LYLE CURRY: It’s still a first class language for stored procedures, absolutely, and getting stronger all the time. (Laughter.)

PAUL FLESSNER: But maybe C# will be a little better.

LYLE CURRY: Yeah, C#; the point is if your developer gets to work with the language they’re comfortable with, they’re going to be more productive.

PAUL FLESSNER: Right. It’s just important to know we certainly won’t orphan Key Sequel. We’ll keep evolving that and moving it forward as well.

LYLE CURRY: Absolutely.

Let’ go ahead and also I want to point out this tool. This is a really early look at a next generation tool called SQL Workbench. Now ultimately this will replace the tool we know today as Query Analyzer. A couple things I want to point out here are this tool is written entirely in managed code and hosts the Visual Studio .NET shell. So this allows for maximum developer productivity.

Let’s go ahead and run this stored procedure, and right away you’re going to notice as I type in the execute statement that I picked up some nice productivity benefits from the shell. So here I’ve got Intellisense helping me out with the stored procedure, which I need, and there is a tool tip with all the parameters I can pass into that stored procedure.

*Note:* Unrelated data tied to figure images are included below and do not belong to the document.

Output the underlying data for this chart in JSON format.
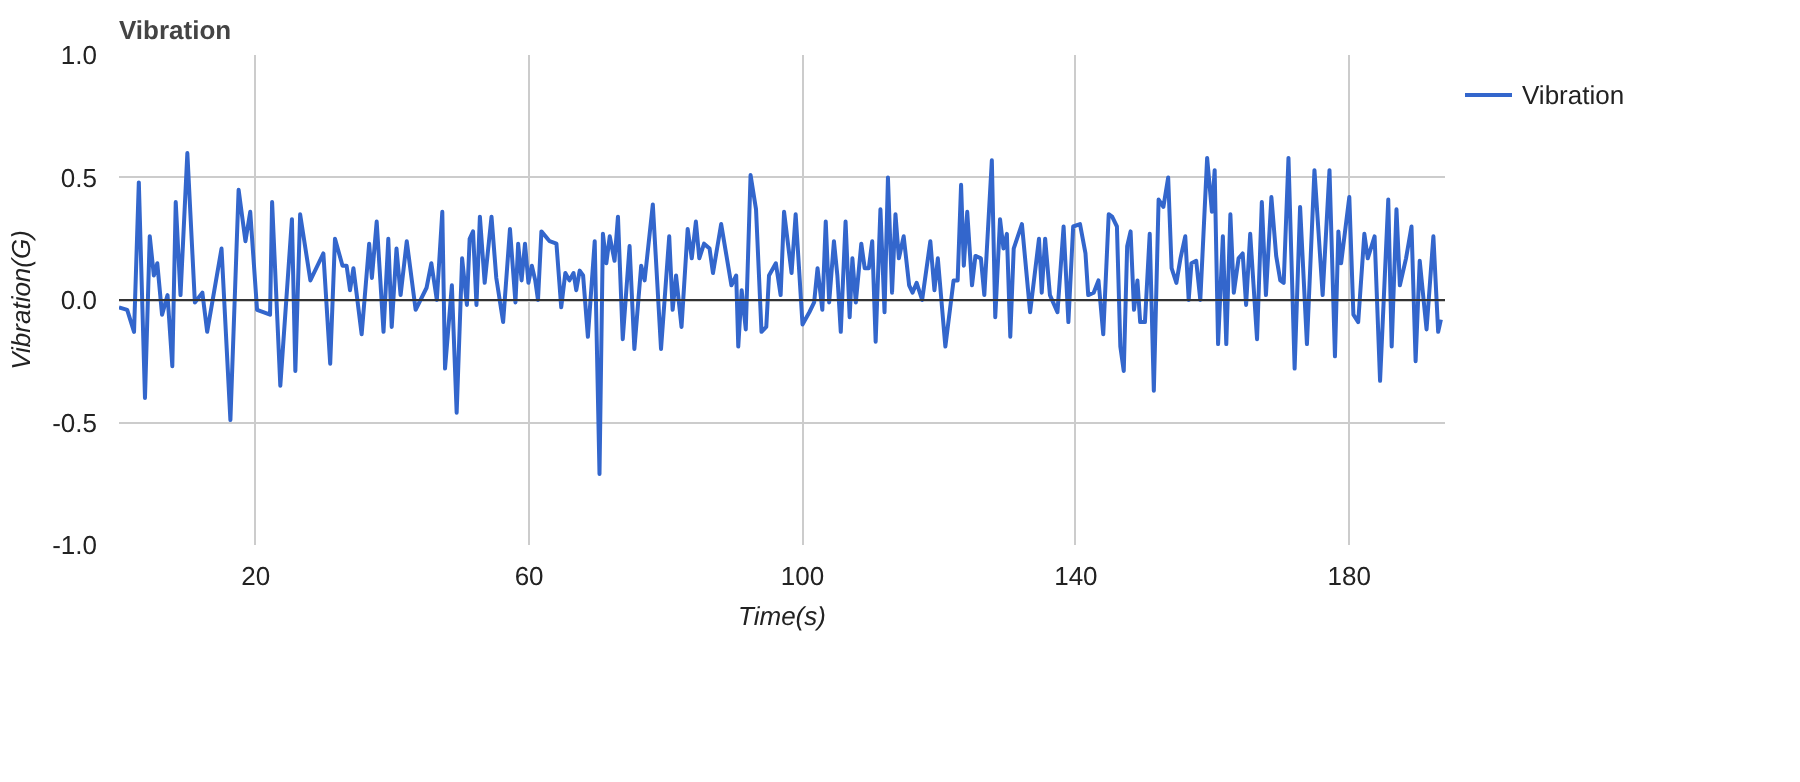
{
  "chart_data": {
    "type": "line",
    "title": "Vibration",
    "xlabel": "Time(s)",
    "ylabel": "Vibration(G)",
    "xlim": [
      0,
      194
    ],
    "xticks": [
      20,
      60,
      100,
      140,
      180
    ],
    "ylim": [
      -1.0,
      1.0
    ],
    "yticks": [
      {
        "value": -1.0,
        "label": "-1.0"
      },
      {
        "value": -0.5,
        "label": "-0.5"
      },
      {
        "value": 0,
        "label": "0.0"
      },
      {
        "value": 0.5,
        "label": "0.5"
      },
      {
        "value": 1.0,
        "label": "1.0"
      }
    ],
    "grid": true,
    "legend": "top right",
    "line_style": "solid",
    "ref_lines": [
      {
        "axis": "y",
        "value": 0,
        "color": "#333333"
      }
    ],
    "x": [
      0,
      1.2,
      2.2,
      2.9,
      3.8,
      4.5,
      5.1,
      5.6,
      6.3,
      7.1,
      7.8,
      8.3,
      9.0,
      10.0,
      11.1,
      12.2,
      12.9,
      15.0,
      16.3,
      17.5,
      18.5,
      19.2,
      20.2,
      22.1,
      22.4,
      23.6,
      25.3,
      25.8,
      26.5,
      28.0,
      29.9,
      30.9,
      31.6,
      32.7,
      33.3,
      33.8,
      34.3,
      35.5,
      36.6,
      37.0,
      37.7,
      38.7,
      39.4,
      39.9,
      40.6,
      41.2,
      42.1,
      43.4,
      45.0,
      45.7,
      46.5,
      47.3,
      47.7,
      48.7,
      49.4,
      50.2,
      50.9,
      51.3,
      51.8,
      52.3,
      52.8,
      53.5,
      54.5,
      55.2,
      56.2,
      57.2,
      58.0,
      58.4,
      58.9,
      59.4,
      59.9,
      60.4,
      60.9,
      61.3,
      61.8,
      63.0,
      64.0,
      64.7,
      65.3,
      65.9,
      66.5,
      66.9,
      67.4,
      67.9,
      68.6,
      69.6,
      70.3,
      70.8,
      71.3,
      71.8,
      72.5,
      73.0,
      73.7,
      74.7,
      75.4,
      76.4,
      76.9,
      78.1,
      79.3,
      80.5,
      81.0,
      81.5,
      82.3,
      83.2,
      83.8,
      84.4,
      84.9,
      85.6,
      86.4,
      86.9,
      88.1,
      89.6,
      90.3,
      90.6,
      91.1,
      91.7,
      92.4,
      93.2,
      94.0,
      94.7,
      95.1,
      96.1,
      96.8,
      97.3,
      98.4,
      99.0,
      100.0,
      101.0,
      101.7,
      102.2,
      102.9,
      103.4,
      103.9,
      104.6,
      105.1,
      105.6,
      106.3,
      106.9,
      107.3,
      107.8,
      108.6,
      109.1,
      109.7,
      110.2,
      110.7,
      111.4,
      112.0,
      112.5,
      113.1,
      113.6,
      114.1,
      114.8,
      115.6,
      116.1,
      116.7,
      117.5,
      118.7,
      119.3,
      119.8,
      120.9,
      122.1,
      122.7,
      123.2,
      123.6,
      124.1,
      124.8,
      125.3,
      126.1,
      126.6,
      127.7,
      128.2,
      128.9,
      129.4,
      129.9,
      130.4,
      130.9,
      132.1,
      133.3,
      134.6,
      135.0,
      135.5,
      136.2,
      137.3,
      138.2,
      138.9,
      139.6,
      140.6,
      141.4,
      141.8,
      142.6,
      143.3,
      144.0,
      144.8,
      145.3,
      146.0,
      146.5,
      147.0,
      147.5,
      148.0,
      148.5,
      149.0,
      149.4,
      150.1,
      150.8,
      151.4,
      152.1,
      152.8,
      153.5,
      154.0,
      154.7,
      155.3,
      156.0,
      156.5,
      156.9,
      157.6,
      158.2,
      159.2,
      159.9,
      160.3,
      160.8,
      161.5,
      162.0,
      162.6,
      163.1,
      163.8,
      164.4,
      164.9,
      165.5,
      166.5,
      167.2,
      167.8,
      168.6,
      169.3,
      169.9,
      170.4,
      171.1,
      172.0,
      172.8,
      173.8,
      174.9,
      176.1,
      177.1,
      177.9,
      178.4,
      178.8,
      180.0,
      180.6,
      181.3,
      182.2,
      182.7,
      183.7,
      184.5,
      185.7,
      186.2,
      186.9,
      187.4,
      188.3,
      189.1,
      189.7,
      190.3,
      191.3,
      192.3,
      193.0,
      193.4
    ],
    "series": [
      {
        "name": "Vibration",
        "color": "#3366cc",
        "values": [
          -0.03,
          -0.04,
          -0.13,
          0.48,
          -0.4,
          0.26,
          0.1,
          0.15,
          -0.06,
          0.02,
          -0.27,
          0.4,
          0.02,
          0.6,
          -0.01,
          0.03,
          -0.13,
          0.21,
          -0.49,
          0.45,
          0.24,
          0.36,
          -0.04,
          -0.06,
          0.4,
          -0.35,
          0.33,
          -0.29,
          0.35,
          0.08,
          0.19,
          -0.26,
          0.25,
          0.14,
          0.14,
          0.04,
          0.13,
          -0.14,
          0.23,
          0.09,
          0.32,
          -0.13,
          0.25,
          -0.11,
          0.21,
          0.02,
          0.24,
          -0.04,
          0.05,
          0.15,
          0.0,
          0.36,
          -0.28,
          0.06,
          -0.46,
          0.17,
          -0.02,
          0.25,
          0.28,
          -0.02,
          0.34,
          0.07,
          0.34,
          0.09,
          -0.09,
          0.29,
          -0.01,
          0.23,
          0.08,
          0.23,
          0.07,
          0.14,
          0.08,
          0.0,
          0.28,
          0.24,
          0.23,
          -0.03,
          0.11,
          0.08,
          0.11,
          0.04,
          0.12,
          0.1,
          -0.15,
          0.24,
          -0.71,
          0.27,
          0.15,
          0.26,
          0.16,
          0.34,
          -0.16,
          0.22,
          -0.2,
          0.14,
          0.08,
          0.39,
          -0.2,
          0.26,
          -0.04,
          0.1,
          -0.11,
          0.29,
          0.17,
          0.32,
          0.17,
          0.23,
          0.21,
          0.11,
          0.31,
          0.06,
          0.1,
          -0.19,
          0.04,
          -0.12,
          0.51,
          0.37,
          -0.13,
          -0.11,
          0.1,
          0.15,
          0.02,
          0.36,
          0.11,
          0.35,
          -0.1,
          -0.05,
          -0.01,
          0.13,
          -0.04,
          0.32,
          -0.01,
          0.24,
          0.1,
          -0.13,
          0.32,
          -0.07,
          0.17,
          -0.01,
          0.23,
          0.13,
          0.13,
          0.24,
          -0.17,
          0.37,
          -0.05,
          0.5,
          0.03,
          0.35,
          0.17,
          0.26,
          0.06,
          0.03,
          0.07,
          0.0,
          0.24,
          0.04,
          0.17,
          -0.19,
          0.08,
          0.08,
          0.47,
          0.14,
          0.36,
          0.06,
          0.18,
          0.17,
          0.02,
          0.57,
          -0.07,
          0.33,
          0.21,
          0.27,
          -0.15,
          0.21,
          0.31,
          -0.05,
          0.25,
          0.03,
          0.25,
          0.02,
          -0.05,
          0.3,
          -0.09,
          0.3,
          0.31,
          0.19,
          0.02,
          0.03,
          0.08,
          -0.14,
          0.35,
          0.34,
          0.3,
          -0.19,
          -0.29,
          0.22,
          0.28,
          -0.04,
          0.08,
          -0.09,
          -0.09,
          0.27,
          -0.37,
          0.41,
          0.38,
          0.5,
          0.13,
          0.07,
          0.17,
          0.26,
          0.0,
          0.15,
          0.16,
          0.0,
          0.58,
          0.36,
          0.53,
          -0.18,
          0.26,
          -0.18,
          0.35,
          0.03,
          0.17,
          0.19,
          -0.02,
          0.27,
          -0.16,
          0.4,
          0.02,
          0.42,
          0.18,
          0.08,
          0.07,
          0.58,
          -0.28,
          0.38,
          -0.18,
          0.53,
          0.02,
          0.53,
          -0.23,
          0.28,
          0.15,
          0.42,
          -0.06,
          -0.09,
          0.27,
          0.17,
          0.26,
          -0.33,
          0.41,
          -0.19,
          0.37,
          0.06,
          0.17,
          0.3,
          -0.25,
          0.16,
          -0.12,
          0.26,
          -0.13,
          -0.08
        ]
      }
    ]
  }
}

PAUL FLESSNER: Wow, that’s great.

LYLE CURRY: Now, I don’t trust myself to type those in; I’ve got to be honest. So I’m going to go ahead and just execute one I’ve already typed in. We’ll run the query, connect to the server and there’s my result set. It’s an XML document. The top of the document contains the query parameters. This is actually exactly the smart tag was passing in when we were showing the front end before. Down below we have the data so here, for instance, is a message.

So what you’ve seen today is the next generation of SQL Server Yukon running and working with XML data, leveraging it across structured, semi-structured, as well as unstructured data, hosting a common language runtime, empowering developers to work with their language of choice and empowering with the flexibility to use the latest and greatest tools that are available.

PAUL FLESSNER: Outstanding. Excellent. Thanks a lot, Lyle. Appreciate.

LYLE CURRY: Thank you. Appreciate it.

(Applause.)

PAUL FLESSNER: So, Yukon is a very important release for us to continue to build on the success of SQL Server. The core kind of themes there are the common language runtime and deep integration of XML and access to lots of different kinds of data.

So we’ve covered a lot this morning. I really appreciate your time and attention. We talked about Web Services and we talked about the .NET Enterprise Servers and we launched a few products, as I said.

I want to encourage all of you to take advantage of Tech Ed and all the deep technical sessions it offers, start building Web Services today, deploy those .NET servers and get ready for Visual Studio.NET.

I thank you all very much for your time and I thank you for your business.